Per Lott v. Trammell (10th Cir. Jan. 24)
I will not claim to have read all of this 100+ page effort. Given the length and the subject--AEDPA--I assume without basis that it capital case.
Ah, AEDPA. The other 1996 statute that certain liberal jurists love to hate. Nowadays, to grant habeas relief to a state prisoner, a federal court must find that the state court's decision was either (1) contrary to, or (2) an unreasonable application of, (3) clearly established Federal law.
The split noted here concerns the third element; whether the cumulative error doctrine is clearly established. Clearly established Federal law is limited to the holdings of SCOTUS. In finding cumulative error analysis clearly established, the CA9 cites three different SCOTUS cases. On the opposite side of the split is, bizarrely, the CA6. I say bizarrely because the CA6 has actually been spanked more times on AEDPA recently than the CA9.
Even more bizarrely, at least for me, I believe the CA9 is right. The holding of Chambers v. Mississippi, 410 U.S.
284 (1973), is on point. Chambers's "claim, the substance of which we accept in this opinion, rests on the
cumulative effect of those rulings in frustrating his efforts to develop an
exculpatory defense." Id. at 290 n.3.
But I actually want to discuss AEDPA's second element in light of some recent civil tort work I've been doing. For a state court opinion to be "an unreasonable application of" Supreme Court law, it must be such that no reasonble jurist could possibly agree. This standard is functionally the same as the "no reasonable litigant" standard established for objective baselessness by PRE, 506 U.S. 49, 55-61 (1993).

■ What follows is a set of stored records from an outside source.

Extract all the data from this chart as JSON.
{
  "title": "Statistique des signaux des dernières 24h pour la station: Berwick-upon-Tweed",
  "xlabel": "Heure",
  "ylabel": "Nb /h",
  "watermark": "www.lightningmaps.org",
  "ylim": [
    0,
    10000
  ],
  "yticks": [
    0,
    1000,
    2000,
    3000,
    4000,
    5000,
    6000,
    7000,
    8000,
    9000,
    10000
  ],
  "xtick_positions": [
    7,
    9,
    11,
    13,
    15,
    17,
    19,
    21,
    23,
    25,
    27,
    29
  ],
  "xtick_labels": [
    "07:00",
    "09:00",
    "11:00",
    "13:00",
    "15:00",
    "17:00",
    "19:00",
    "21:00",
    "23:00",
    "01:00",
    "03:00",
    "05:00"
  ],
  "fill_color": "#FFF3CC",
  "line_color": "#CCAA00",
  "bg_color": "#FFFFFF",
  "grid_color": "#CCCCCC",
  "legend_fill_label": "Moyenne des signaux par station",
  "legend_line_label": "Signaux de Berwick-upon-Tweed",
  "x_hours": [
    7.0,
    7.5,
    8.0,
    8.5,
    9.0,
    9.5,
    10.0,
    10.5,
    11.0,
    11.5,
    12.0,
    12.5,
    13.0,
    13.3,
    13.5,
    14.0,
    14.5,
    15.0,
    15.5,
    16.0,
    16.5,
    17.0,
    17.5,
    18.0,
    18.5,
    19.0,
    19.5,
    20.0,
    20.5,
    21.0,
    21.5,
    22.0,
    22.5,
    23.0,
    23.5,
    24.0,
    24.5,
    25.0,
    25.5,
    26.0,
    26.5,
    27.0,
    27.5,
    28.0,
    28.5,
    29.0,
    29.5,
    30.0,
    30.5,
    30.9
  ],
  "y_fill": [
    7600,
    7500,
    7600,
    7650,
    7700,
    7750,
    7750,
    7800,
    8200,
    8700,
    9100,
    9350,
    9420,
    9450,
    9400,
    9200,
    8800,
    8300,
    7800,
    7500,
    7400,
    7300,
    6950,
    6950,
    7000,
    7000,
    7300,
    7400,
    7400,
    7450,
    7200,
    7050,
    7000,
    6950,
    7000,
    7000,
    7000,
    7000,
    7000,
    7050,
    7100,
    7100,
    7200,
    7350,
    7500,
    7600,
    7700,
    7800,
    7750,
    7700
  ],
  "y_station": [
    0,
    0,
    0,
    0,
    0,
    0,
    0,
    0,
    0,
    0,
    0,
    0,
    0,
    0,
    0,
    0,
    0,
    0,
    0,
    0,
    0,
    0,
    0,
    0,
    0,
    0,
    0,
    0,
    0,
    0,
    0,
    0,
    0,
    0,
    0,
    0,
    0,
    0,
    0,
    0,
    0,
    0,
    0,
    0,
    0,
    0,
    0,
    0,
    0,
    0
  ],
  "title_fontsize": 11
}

But there is one difficulty. Any number of cases could be cited for the proposition that, if you get one judge (even in dissent) to agree with your position, that position cannot be objectively baseless as a matter of law. Thus, for purposes of Noerr immunity, courts are willing to assume that all jurists act reasonably.
In contrast, any number of cases could be cited where habeas was granted based on a state appellate court's unreasonable application of Supreme Court law. No longer is one lone voice enough to demonstrate reason. Now federal courts are willing to overrule even a majority of their state brethren.
Obviously, this disparity can be explained by having a thumb on the scale of constitutional rights. The any judge standard of PRE's progeny protects the First Amendment right to petition, while lack of any similar standard protects convicts right to due process.
But I think the more likely explanation is outcome-oriented jurisprudence. In a private dispute, there generally are not any larger principles or constitutional visions at stake. Whereas in habeas, the entire focus is on the larger principles of criminal justice. Thus, even though the standards call for the same amout of deference, certain jurists are simply less willing to defer in the latter situation than the former.